In January 2021, Australian coal exports to the rest of the world were $ 9.5 billion more in annualized terms than before the ban, he said.
Notably, Australian coal in India has gained market share, according to Rajah.
Marcel Thieliant, senior economist for Australia and New Zealand, agrees.
While Australian non-iron ore exports to China have fallen 40% over the past year, “coal miners have been able to divert their shipments to other countries,” he said. . “The result is that the conflict is not as damaging to the Australian economy as many believe.”
It’s not just coal. Other Australian exports affected by these restrictions are showing “even clearer signs of substantial trade diversion,” Rajah said.
He listed barley, cotton, seafood and timber that managed to find new markets.
“Sales of these products in other markets increased sharply, but only after China’s sanctions intensified in late 2020 – the drastic change signaling that this was indeed mainly the result of trade diversion.”
Analysts noted, however, that Australia was having difficulty shipping beef and wine.
“The Australian wine industry has struggled to make up for the loss of the high-end Chinese market,” noted Rajah. Earlier this year, China imposed anti-dumping duties on certain Australian wines, claiming Australia had dumped and subsidized its wine exports – and harmed China’s wine industry as a result.
Beef was also affected when China suspended imports from some Australian beef suppliers.
But Rajah and Thieliant say the slowdown in exports may not just be due to trade tensions with China – it can also be largely attributed to supply issues after the recent drought.
“It is also striking that copper exports have not increased much even as the price of copper has risen by a third from pre-virus levels,” Thielant told CNBC. “It also suggests that Australia has had difficulty shipping copper elsewhere.”
But Australia is not left out. She is looking for new markets as strained relations with China show no signs of abating.
Its Deputy Prime Minister, Michael McCormack, told CNBC in May that the country is looking to diversify its markets.
As an example, he said that Australia had just sent its first shipment of barley to Mexico.

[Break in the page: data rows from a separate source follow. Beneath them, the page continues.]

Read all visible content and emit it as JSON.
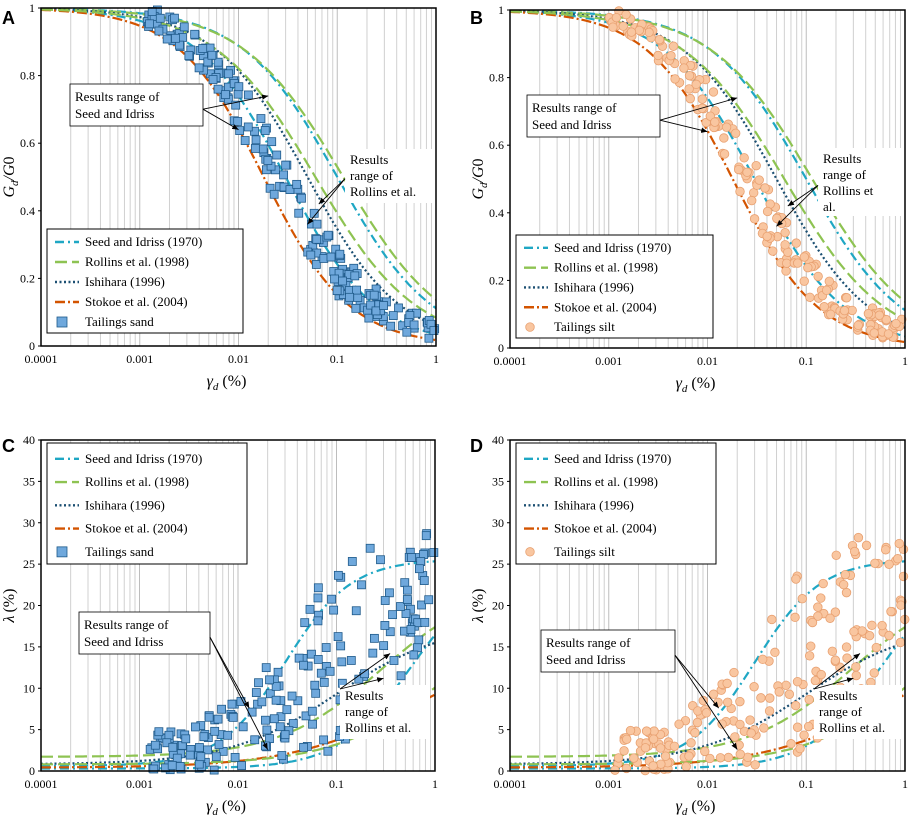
{
  "chart_data": [
    {
      "letter": "A",
      "type": "scatter",
      "ylabel": "Gd/G0",
      "xlabel": "γd (%)",
      "xscale": "log",
      "xlim": [
        0.0001,
        1
      ],
      "ylim": [
        0,
        1
      ],
      "yticks": [
        "0",
        "0.2",
        "0.4",
        "0.6",
        "0.8",
        "1"
      ],
      "xticks": [
        "0.0001",
        "0.001",
        "0.01",
        "0.1",
        "1"
      ],
      "series_names": [
        "Seed and Idriss (1970)",
        "Rollins et al. (1998)",
        "Ishihara (1996)",
        "Stokoe et al. (2004)"
      ],
      "scatter_name": "Tailings sand",
      "annotations": [
        "Results range of",
        "Seed and Idriss",
        "Results",
        "range of",
        "Rollins et al."
      ]
    },
    {
      "letter": "B",
      "type": "scatter",
      "ylabel": "Gd/G0",
      "xlabel": "γd (%)",
      "xscale": "log",
      "xlim": [
        0.0001,
        1
      ],
      "ylim": [
        0,
        1
      ],
      "yticks": [
        "0",
        "0.2",
        "0.4",
        "0.6",
        "0.8",
        "1"
      ],
      "xticks": [
        "0.0001",
        "0.001",
        "0.01",
        "0.1",
        "1"
      ],
      "series_names": [
        "Seed and Idriss (1970)",
        "Rollins et al. (1998)",
        "Ishihara (1996)",
        "Stokoe et al. (2004)"
      ],
      "scatter_name": "Tailings silt",
      "annotations": [
        "Results range of",
        "Seed and Idriss",
        "Results",
        "range of",
        "Rollins et",
        "al."
      ]
    },
    {
      "letter": "C",
      "type": "scatter",
      "ylabel": "λ (%)",
      "xlabel": "γd (%)",
      "xscale": "log",
      "xlim": [
        0.0001,
        1
      ],
      "ylim": [
        0,
        40
      ],
      "yticks": [
        "0",
        "5",
        "10",
        "15",
        "20",
        "25",
        "30",
        "35",
        "40"
      ],
      "xticks": [
        "0.0001",
        "0.001",
        "0.01",
        "0.1",
        "1"
      ],
      "series_names": [
        "Seed and Idriss (1970)",
        "Rollins et al. (1998)",
        "Ishihara (1996)",
        "Stokoe et al. (2004)"
      ],
      "scatter_name": "Tailings sand",
      "annotations": [
        "Results range of",
        "Seed and Idriss",
        "Results",
        "range of",
        "Rollins et al."
      ]
    },
    {
      "letter": "D",
      "type": "scatter",
      "ylabel": "λ (%)",
      "xlabel": "γd (%)",
      "xscale": "log",
      "xlim": [
        0.0001,
        1
      ],
      "ylim": [
        0,
        40
      ],
      "yticks": [
        "0",
        "5",
        "10",
        "15",
        "20",
        "25",
        "30",
        "35",
        "40"
      ],
      "xticks": [
        "0.0001",
        "0.001",
        "0.01",
        "0.1",
        "1"
      ],
      "series_names": [
        "Seed and Idriss (1970)",
        "Rollins et al. (1998)",
        "Ishihara (1996)",
        "Stokoe et al. (2004)"
      ],
      "scatter_name": "Tailings silt",
      "annotations": [
        "Results range of",
        "Seed and Idriss",
        "Results",
        "range of",
        "Rollins et al."
      ]
    }
  ],
  "colors": {
    "seed": "#1fa7c4",
    "rollins": "#8ec352",
    "ishihara": "#1b4f72",
    "stokoe": "#d35400",
    "sand_fill": "#6fa8dc",
    "sand_stroke": "#1f5a8a",
    "silt_fill": "#f9c6a0",
    "silt_stroke": "#e8a070"
  }
}
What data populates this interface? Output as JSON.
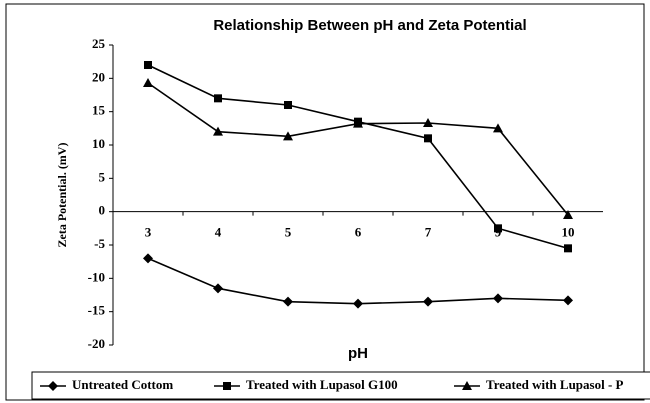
{
  "chart_data": {
    "type": "line",
    "title": "Relationship Between pH and Zeta Potential",
    "x_label": "pH",
    "y_label": "Zeta Potential. (mV)",
    "categories": [
      "3",
      "4",
      "5",
      "6",
      "7",
      "9",
      "10"
    ],
    "series": [
      {
        "name": "Untreated Cottom",
        "color": "#000000",
        "marker": "diamond",
        "values": [
          -7,
          -11.5,
          -13.5,
          -13.8,
          -13.5,
          -13,
          -13.3
        ]
      },
      {
        "name": "Treated with Lupasol G100",
        "color": "#000000",
        "marker": "square",
        "values": [
          22,
          17,
          16,
          13.5,
          11,
          -2.5,
          -5.5
        ]
      },
      {
        "name": "Treated with Lupasol - P",
        "color": "#000000",
        "marker": "triangle",
        "values": [
          19.3,
          12,
          11.3,
          13.2,
          13.3,
          12.5,
          -0.5
        ]
      }
    ],
    "ylim": [
      -20,
      25
    ],
    "yticks": [
      -20,
      -15,
      -10,
      -5,
      0,
      5,
      10,
      15,
      20,
      25
    ],
    "grid": false,
    "legend": "bottom"
  }
}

Beijing imposed anti-dumping and anti-subsidy duties on Australian barley last year – a move that effectively excluded the country’s barley producers from the Chinese market.
Australia’s trade minister last week said he would ask the World Trade Organization to establish a dispute settlement panel to address concerns over these restrictions placed on Australian barley by China.
Australian Trade Minister Dan Tehan told CNBC on Wednesday that his country also considers involving the WTO in the ongoing wine dispute with China.
“We are also always looking for other opportunities that we can exploit, whether through our existing business partners or by opening new avenues to explore,” he added.